Quel rôle pourrait jouer la ZLECAF dans ce sens?

La ZLECAF occupe une place cruciale dans ce processus. Nous attachons une grande importance à l'intégration, mais en tant que pays africains, il est essentiel que nous soyons crédibles dans cette démarche. Pour concrétiser la ZLECAF, il est impératif d'assurer la libre circulation des personnes, un aspect critique pour favoriser une réelle intégration régionale.

La question des visas constitue un préalable majeur. Si un homme d'affaires béninois a besoin d'un visa pour se rendre dans un autre pays africain, cela entrave considérablement le processus d'intégration. Par conséquent, pour parvenir à une intégration continentale réussie, il est essentiel que tous les leaders africains s'accordent sur l'élimination des visas pour les déplacements entre les pays africains. Cette démarche est d'autant plus cruciale qu'elle facilite la libre circulation des personnes, stimulant ainsi le développement des affaires entre les nations.

Il est essentiel de continuer à investir dans les infrastructures de connectivité pour désenclaver davantage les pays du Sahel.

En 2017, le Bénin a pris l'initiative de permettre à tous les Africains d'entrer au Bénin sans visa pour une durée de 30 jours. Cette décision représente un préalable crucial, car la libre circulation encourage l'engagement dans des activités commerciales communes. Parallèlement, il est impératif de travailler pour une intégration effective de nos blocs régionaux. Actuellement, certains de ces blocs, présentent des lacunes dans la facilitation de la libre circulation des biens, des investissements et des capitaux au sein de leurs espaces régionaux respectifs. Il est essentiel de résoudre ces problèmes au niveau régional avant d'envisager une discussion à l'échelle continentale.

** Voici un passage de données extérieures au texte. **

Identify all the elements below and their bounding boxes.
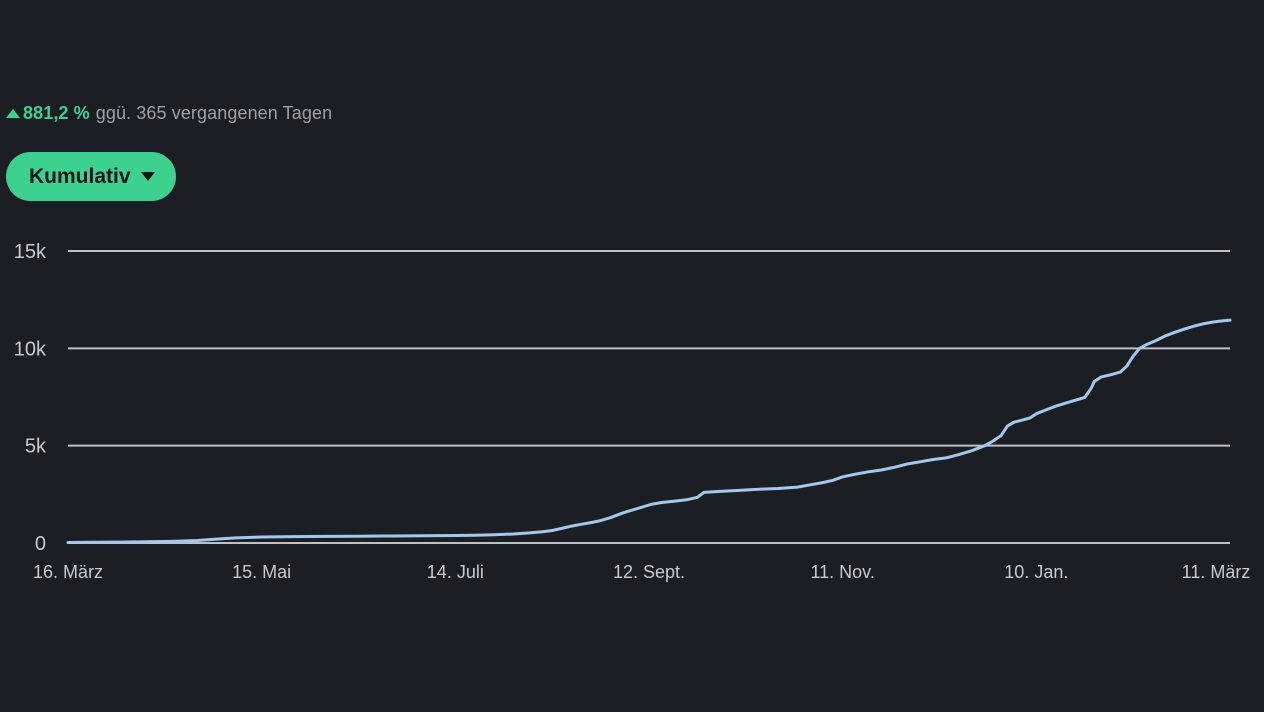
y-tick-label: 10k — [14, 338, 47, 360]
mode-dropdown-label: Kumulativ — [29, 164, 131, 188]
y-tick-label: 5k — [25, 436, 47, 458]
x-tick-label: 11. März — [1182, 562, 1251, 582]
series-line-kumulativ — [66, 318, 1232, 544]
x-tick-label: 15. Mai — [232, 562, 291, 582]
x-tick-label: 16. März — [33, 562, 103, 582]
y-tick-label: 0 — [35, 533, 46, 555]
caret-down-icon — [140, 172, 155, 181]
x-tick-label: 10. Jan. — [1004, 562, 1068, 582]
up-triangle-icon — [6, 109, 20, 118]
x-tick-label: 14. Juli — [427, 562, 484, 582]
change-context: ggü. 365 vergangenen Tagen — [95, 103, 333, 123]
change-percent: 881,2 % — [23, 103, 90, 123]
mode-dropdown-button[interactable]: Kumulativ — [6, 152, 176, 201]
x-tick-label: 11. Nov. — [810, 562, 874, 582]
x-tick-label: 12. Sept. — [613, 562, 685, 582]
change-summary: 881,2 % ggü. 365 vergangenen Tagen — [6, 103, 332, 124]
y-tick-label: 15k — [14, 241, 47, 263]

Au Bénin, nous considérons que la première étape de cet agenda devrait être la facilitation de la libre circulation des personnes. Nous sommes fiers d'avoir déjà pris cette mesure, permettant à tous les Africains d'entrer au Bénin sans visa. Nous sommes également engagés dans des discussions bilatérales pour promouvoir cette libre circulation avec nos partenaires. Nous saluons les progrès réalisés au niveau du Royaume du Maroc, notamment l'introduction de l'e-visa pour les ressortissants de certains pays, une avancée positive. Il est crucial de progresser vers une libre circulation des personnes, sur le modèle de la construction européenne, où les déplacements entre pays se font sans librement. Nous aspirons à une telle harmonisation en Afrique.

Quels ont été les principaux résultats de la réunion de Cotonou du groupe de réflexion de la Coalition mondiale pour vaincre Daesh en Afrique ?

Il s'agit d'une réunion technique à laquelle nous avons adhéré avec grand enthousiasme. Nous avons rejoint cette coalition lors de la réunion qui s'est tenue à Marrakech, et c'est un plaisir d'accueillir cette rencontre technique à Cotonou. Lorsque nous évoquons Daesh, c'est bien plus qu'un simple terme. L'idée est de former une coalition de pays réfléchissant aux moyens de lutter contre les diverses menaces terroristes auxquelles nous faisons face aujourd'hui, que ce soit Daesh ou d'autres groupes. Un travail spécifique a été réalisé par les équipes techniques sur divers aspects, tels que l'échange de renseignements, la présence sur le terrain, et une approche concertée englobant non seulement une réponse sécuritaire, mais également des réponses en termes de développement et de prévention. Cette dernière est essentielle, et au Bénin, nous avons mis l'accent sur son importance auprès de nos partenaires et des membres non africains de cette coalition. Nous avons souligné l'impact que certaines situations en dehors de notre région peuvent avoir sur les questions de terrorisme, en particulier la nécessité urgente d'établir un cessez-le-feu à Gaza. C'est crucial, car les images actuelles de Gaza pourraient être exploitées par des groupes terroristes pour le recrutement dans différents pays. Pour, nous l’essentiel n’est pas simplement de s’engager dans une lutte contre Daesh, mais plutôt pour vaincre le terrorisme en Afrique.